Sono stato a Milano l'altro ieri, su loro invito, per l’incontro di Eave, network di produttori e videomaker europei.
Avevo tempo e come faccio spesso, per risparmiare i soldi dei pugliesi, piuttosto che prendere un taxi, sono salito sull’autobus 73 che da Linate raggiunge piazza San Babila.
Quella linea passa dinanzi al palazzo di giustizia di Milano ed io ogni volta mi fermo a riflettere, perso nel tentativo di ripercorrere i 16 anni di storia italiana che ci separano da quelle giornate tambureggianti di "mani pulite".
Sedici lunghi anni di transizione verso una nuova forma di stato?
Sono giunto, infatti a Milano, la mattina in cui giungevano i risultati delle europee e qualche riflessione sarebbe obbligatoria per capire in che Paese viviamo. Ma, si sa, oggi mancano dei veri soggetti collettivi capaci di produrre analisi intelligenti e ognuno l’analisi se la fa a casa sua, con i difetti del solipsismo del pensiero cui, la ‘società liquida’ contemporanea ci costringe.
Ebbene, cosa è successo al mio Paese in questi 16 anni?
E cosa c’entrano questi miei pensieri con il cinema e la film commission?
Mi sono laureato in storia contemporanea, la mia formazione, per quanto manageriale, risente degli studi universitari. Per questo ogni analisi che faccio la inserisco sempre in una visione prospettica. In una linea cronologica che mi aiuta a capire quali reazioni sono scaturite dalle azioni che le hanno precedute e quale peso gioca il caso nelle scelte di una nazione.
Non è giusto ragionarne ora.

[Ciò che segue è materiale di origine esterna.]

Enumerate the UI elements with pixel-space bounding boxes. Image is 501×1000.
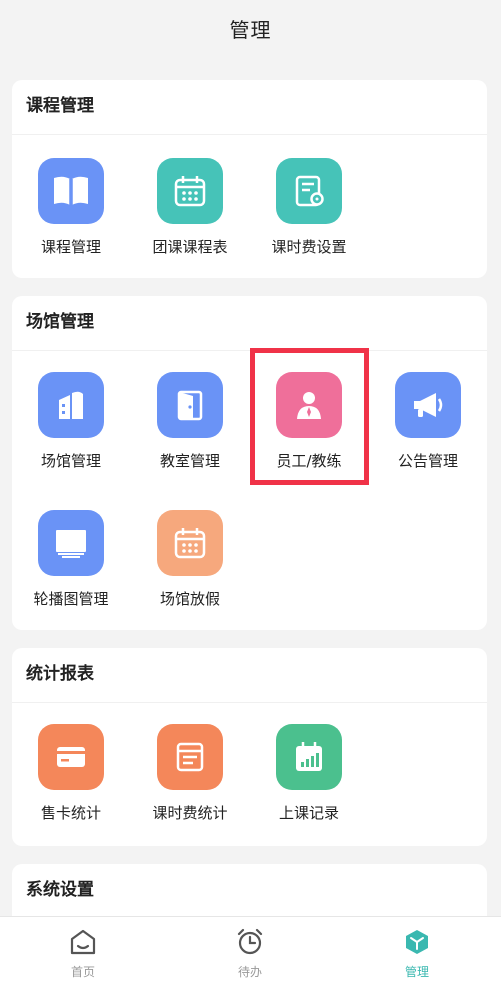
tile-label: 课时费设置 xyxy=(271,238,347,256)
tile-classroom-management[interactable]: 教室管理 xyxy=(140,372,240,471)
top-bar: 管理 xyxy=(0,0,501,56)
bottom-tab-bar: 首页 待办 管理 xyxy=(0,916,501,1000)
divider xyxy=(12,702,487,703)
home-icon xyxy=(38,927,128,961)
section-title-venue: 场馆管理 xyxy=(26,312,94,332)
tile-label: 团课课程表 xyxy=(152,238,228,256)
tile-class-fee-settings[interactable]: 课时费设置 xyxy=(259,158,359,257)
book-icon xyxy=(38,158,104,224)
tile-class-fee-stats[interactable]: 课时费统计 xyxy=(140,724,240,823)
holiday-calendar-icon xyxy=(157,510,223,576)
tile-card-sales-stats[interactable]: 售卡统计 xyxy=(21,724,121,823)
section-title-stats: 统计报表 xyxy=(26,664,94,684)
page-title: 管理 xyxy=(229,17,272,42)
tile-venue-management[interactable]: 场馆管理 xyxy=(21,372,121,471)
carousel-icon xyxy=(38,510,104,576)
document-settings-icon xyxy=(276,158,342,224)
bar-chart-icon xyxy=(276,724,342,790)
tile-label: 公告管理 xyxy=(397,452,458,470)
tab-management[interactable]: 管理 xyxy=(372,927,462,980)
tab-todo[interactable]: 待办 xyxy=(205,927,295,980)
fee-report-icon xyxy=(157,724,223,790)
tile-label: 轮播图管理 xyxy=(33,590,109,608)
tab-label: 待办 xyxy=(237,965,262,979)
tile-class-records[interactable]: 上课记录 xyxy=(259,724,359,823)
tile-label: 教室管理 xyxy=(159,452,220,470)
tile-label: 售卡统计 xyxy=(40,804,101,822)
door-icon xyxy=(157,372,223,438)
course-management-card: 课程管理 课程管理 团课课程表 课时费设置 xyxy=(12,80,487,278)
tile-course-management[interactable]: 课程管理 xyxy=(21,158,121,257)
tile-label: 课程管理 xyxy=(40,238,101,256)
building-icon xyxy=(38,372,104,438)
tab-label: 管理 xyxy=(404,965,429,979)
divider xyxy=(12,134,487,135)
calendar-icon xyxy=(157,158,223,224)
highlight-box xyxy=(250,348,369,485)
tile-label: 课时费统计 xyxy=(152,804,228,822)
section-title-course: 课程管理 xyxy=(26,96,94,116)
section-title-system: 系统设置 xyxy=(26,880,94,900)
tile-label: 场馆放假 xyxy=(159,590,220,608)
tile-announcement-management[interactable]: 公告管理 xyxy=(378,372,478,471)
tab-label: 首页 xyxy=(70,965,95,979)
tab-home[interactable]: 首页 xyxy=(38,927,128,980)
statistics-card: 统计报表 售卡统计 课时费统计 上课记录 xyxy=(12,648,487,846)
cube-icon xyxy=(372,927,462,961)
alarm-clock-icon xyxy=(205,927,295,961)
card-icon xyxy=(38,724,104,790)
tile-label: 场馆管理 xyxy=(40,452,101,470)
megaphone-icon xyxy=(395,372,461,438)
tile-label: 上课记录 xyxy=(278,804,339,822)
tile-group-schedule[interactable]: 团课课程表 xyxy=(140,158,240,257)
tile-venue-holiday[interactable]: 场馆放假 xyxy=(140,510,240,609)
tile-carousel-management[interactable]: 轮播图管理 xyxy=(21,510,121,609)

E’ pur sempre un piccolo blog istituzionale questo qui.
Ma dovremmo capire, prima o poi, quale peso hanno avuto i blocchi sociali dominanti in questi ultimi anni nel determinare la cultura del paese ed europea se, a vincere nel continente, sono forze per lo più conservatrici o xenofobe o euroscettiche (e non posso non chiedermi: perché diavolo si fanno eleggere al parlamento europeo se sono ‘euroscettici’?) mentre, in latinoamerica e negli USA vincono le forze del progresso che declinano il loro oggetto sociale al futuro, guardando al domani con fiducia e speranza.
Le forze politico culturali che han vinto in Europa, sono lo specchio di un continente impaurito e la paura, solitamente, non genera un buon cinema. Né aumenta gli investimenti in cultura, orientando piuttosto la spesa verso il già visto del protezionismo liberista.

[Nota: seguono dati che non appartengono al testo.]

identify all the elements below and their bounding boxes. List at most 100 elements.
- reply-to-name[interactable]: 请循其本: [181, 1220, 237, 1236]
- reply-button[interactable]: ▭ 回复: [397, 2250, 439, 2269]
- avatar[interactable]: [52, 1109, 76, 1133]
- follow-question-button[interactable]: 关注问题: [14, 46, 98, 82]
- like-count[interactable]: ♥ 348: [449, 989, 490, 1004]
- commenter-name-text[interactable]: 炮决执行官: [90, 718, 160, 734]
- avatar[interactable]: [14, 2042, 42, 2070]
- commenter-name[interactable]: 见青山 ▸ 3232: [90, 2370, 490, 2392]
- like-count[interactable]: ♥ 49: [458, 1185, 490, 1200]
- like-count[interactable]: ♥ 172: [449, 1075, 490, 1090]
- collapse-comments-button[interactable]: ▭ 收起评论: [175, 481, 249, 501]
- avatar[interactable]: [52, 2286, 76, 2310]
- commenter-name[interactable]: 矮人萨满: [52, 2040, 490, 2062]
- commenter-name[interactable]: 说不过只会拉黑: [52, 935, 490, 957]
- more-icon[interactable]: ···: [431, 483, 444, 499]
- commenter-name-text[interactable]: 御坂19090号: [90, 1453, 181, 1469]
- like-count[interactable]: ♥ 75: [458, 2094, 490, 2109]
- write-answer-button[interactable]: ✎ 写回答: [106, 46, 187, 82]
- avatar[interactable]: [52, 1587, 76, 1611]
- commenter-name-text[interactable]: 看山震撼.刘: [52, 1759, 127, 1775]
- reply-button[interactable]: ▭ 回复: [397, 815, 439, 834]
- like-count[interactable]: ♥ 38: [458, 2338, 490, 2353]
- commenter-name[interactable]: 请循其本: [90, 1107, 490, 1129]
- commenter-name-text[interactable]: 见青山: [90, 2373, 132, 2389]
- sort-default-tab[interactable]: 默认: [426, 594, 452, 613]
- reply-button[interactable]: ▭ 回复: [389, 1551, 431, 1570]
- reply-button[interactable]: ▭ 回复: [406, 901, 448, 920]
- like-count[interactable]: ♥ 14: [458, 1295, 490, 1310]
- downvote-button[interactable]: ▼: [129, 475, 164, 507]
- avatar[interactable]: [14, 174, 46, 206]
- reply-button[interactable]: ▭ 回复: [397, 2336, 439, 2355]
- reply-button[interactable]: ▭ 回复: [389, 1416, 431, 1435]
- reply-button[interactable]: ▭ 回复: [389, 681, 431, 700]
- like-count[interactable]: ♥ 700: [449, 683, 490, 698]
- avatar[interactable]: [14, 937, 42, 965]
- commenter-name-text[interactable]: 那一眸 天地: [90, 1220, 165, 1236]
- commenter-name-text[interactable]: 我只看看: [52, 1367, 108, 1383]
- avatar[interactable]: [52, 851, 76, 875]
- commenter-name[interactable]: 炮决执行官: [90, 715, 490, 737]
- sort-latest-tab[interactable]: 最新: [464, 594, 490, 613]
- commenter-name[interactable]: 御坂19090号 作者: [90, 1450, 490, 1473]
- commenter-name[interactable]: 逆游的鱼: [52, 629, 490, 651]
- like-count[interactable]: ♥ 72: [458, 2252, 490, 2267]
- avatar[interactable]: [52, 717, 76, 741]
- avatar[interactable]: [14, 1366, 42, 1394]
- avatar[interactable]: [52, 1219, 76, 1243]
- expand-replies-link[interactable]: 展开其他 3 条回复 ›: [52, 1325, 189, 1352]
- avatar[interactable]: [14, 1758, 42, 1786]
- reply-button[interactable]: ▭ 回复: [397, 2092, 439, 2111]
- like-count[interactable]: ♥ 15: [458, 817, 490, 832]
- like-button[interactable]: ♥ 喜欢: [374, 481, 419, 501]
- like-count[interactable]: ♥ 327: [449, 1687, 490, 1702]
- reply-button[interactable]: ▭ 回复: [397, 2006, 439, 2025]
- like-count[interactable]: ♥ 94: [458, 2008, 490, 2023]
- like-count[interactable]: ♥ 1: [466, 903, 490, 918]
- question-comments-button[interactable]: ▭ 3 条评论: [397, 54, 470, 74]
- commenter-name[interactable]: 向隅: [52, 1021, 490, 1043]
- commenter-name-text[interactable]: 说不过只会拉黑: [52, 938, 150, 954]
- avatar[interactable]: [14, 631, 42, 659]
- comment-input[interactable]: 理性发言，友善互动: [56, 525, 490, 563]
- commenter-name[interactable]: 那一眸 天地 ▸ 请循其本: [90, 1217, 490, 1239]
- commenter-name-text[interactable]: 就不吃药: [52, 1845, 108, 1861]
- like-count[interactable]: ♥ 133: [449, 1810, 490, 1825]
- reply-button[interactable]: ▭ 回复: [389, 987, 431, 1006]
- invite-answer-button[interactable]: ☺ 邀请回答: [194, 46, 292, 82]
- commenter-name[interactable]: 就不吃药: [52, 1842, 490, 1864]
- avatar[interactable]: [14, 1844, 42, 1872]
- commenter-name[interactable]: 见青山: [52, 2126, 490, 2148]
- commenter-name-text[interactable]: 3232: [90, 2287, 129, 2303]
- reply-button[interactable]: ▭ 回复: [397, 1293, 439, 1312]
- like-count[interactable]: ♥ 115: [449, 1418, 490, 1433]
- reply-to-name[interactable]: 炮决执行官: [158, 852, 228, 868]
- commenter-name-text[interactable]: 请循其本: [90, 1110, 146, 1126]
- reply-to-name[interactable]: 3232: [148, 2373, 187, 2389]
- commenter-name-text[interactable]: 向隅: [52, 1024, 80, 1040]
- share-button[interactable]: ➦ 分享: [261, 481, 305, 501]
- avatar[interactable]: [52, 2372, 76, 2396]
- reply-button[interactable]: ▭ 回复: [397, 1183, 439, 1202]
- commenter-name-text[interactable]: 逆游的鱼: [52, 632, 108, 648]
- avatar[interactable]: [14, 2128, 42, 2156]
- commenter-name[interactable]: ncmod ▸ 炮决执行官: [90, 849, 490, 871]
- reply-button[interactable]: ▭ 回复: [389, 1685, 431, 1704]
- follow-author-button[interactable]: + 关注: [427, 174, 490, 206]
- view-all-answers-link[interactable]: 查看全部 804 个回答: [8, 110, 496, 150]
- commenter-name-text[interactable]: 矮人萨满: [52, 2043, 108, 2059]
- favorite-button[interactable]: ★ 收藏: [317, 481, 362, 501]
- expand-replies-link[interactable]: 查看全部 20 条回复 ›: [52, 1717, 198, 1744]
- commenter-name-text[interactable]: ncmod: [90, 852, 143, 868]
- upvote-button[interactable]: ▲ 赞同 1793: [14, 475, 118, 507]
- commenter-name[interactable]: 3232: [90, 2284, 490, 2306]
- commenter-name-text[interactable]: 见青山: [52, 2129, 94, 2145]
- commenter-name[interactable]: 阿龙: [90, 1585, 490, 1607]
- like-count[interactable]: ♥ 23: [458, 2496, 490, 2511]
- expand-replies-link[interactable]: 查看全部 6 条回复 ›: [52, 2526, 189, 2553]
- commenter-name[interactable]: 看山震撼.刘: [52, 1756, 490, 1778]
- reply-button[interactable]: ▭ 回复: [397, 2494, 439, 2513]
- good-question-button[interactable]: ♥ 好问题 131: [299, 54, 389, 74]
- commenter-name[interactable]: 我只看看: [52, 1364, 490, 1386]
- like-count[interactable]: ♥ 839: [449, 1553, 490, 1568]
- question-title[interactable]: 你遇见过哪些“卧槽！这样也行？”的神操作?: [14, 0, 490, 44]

Venendo all’Italia, io credo, però, che per la prima volta il consenso del premier cali considerevolmente e che, vedendo i dati assoluti, il paese è – ancora una volta – spaccato perfettamente a metà con una lieve pendenza conservatrice, peraltro prevedibile.
Cosa significa questo?
Che le forze nuove del paese, quelle giovani e quelle creative, hanno acqua nella quale nuotare perché la crepa che si è aperta a destra renderà migliore la destra stessa (visto che il monopolio berlusconiano presto o tardi dovrà essere diviso tra eredi comunque diversi da lui e dal suo populismo carismatico elementare) e costringerà la sinistra a superare l’avversione antipremier capovolgendola, finalmente, in una proposta (speriamo chiara?) per il Paese e in una analisi del mondo nuovo che viviamo.
Perché pensavo tutto questo davanti al palazzo di giustizia milanese?
Perché Milano è, oggi, una città morta, affogata nei suoi rutilanti eventi, ma incapace di programmare con pazienza politiche per la cultura.
Eppure da lì sono passate le anticipazioni più importanti per il paese: da piazzale Loreto a Sesto, da piazza Fontana e Pinelli, dalla città da bere dei nuovi parvenu alla lega nord, da forza italia a expo 2015.
Eppure, in questo nostro paese di gattopardi, dai tempi gloriosi in cui la mia generazione è cresciuta nel brodo dell’antimafia militante e della lotta alla corruzione morale, economica e politica; continuo a chiedermi – passando dinanzi a quel palazzo – ma che strada abbiamo percorso sin qui?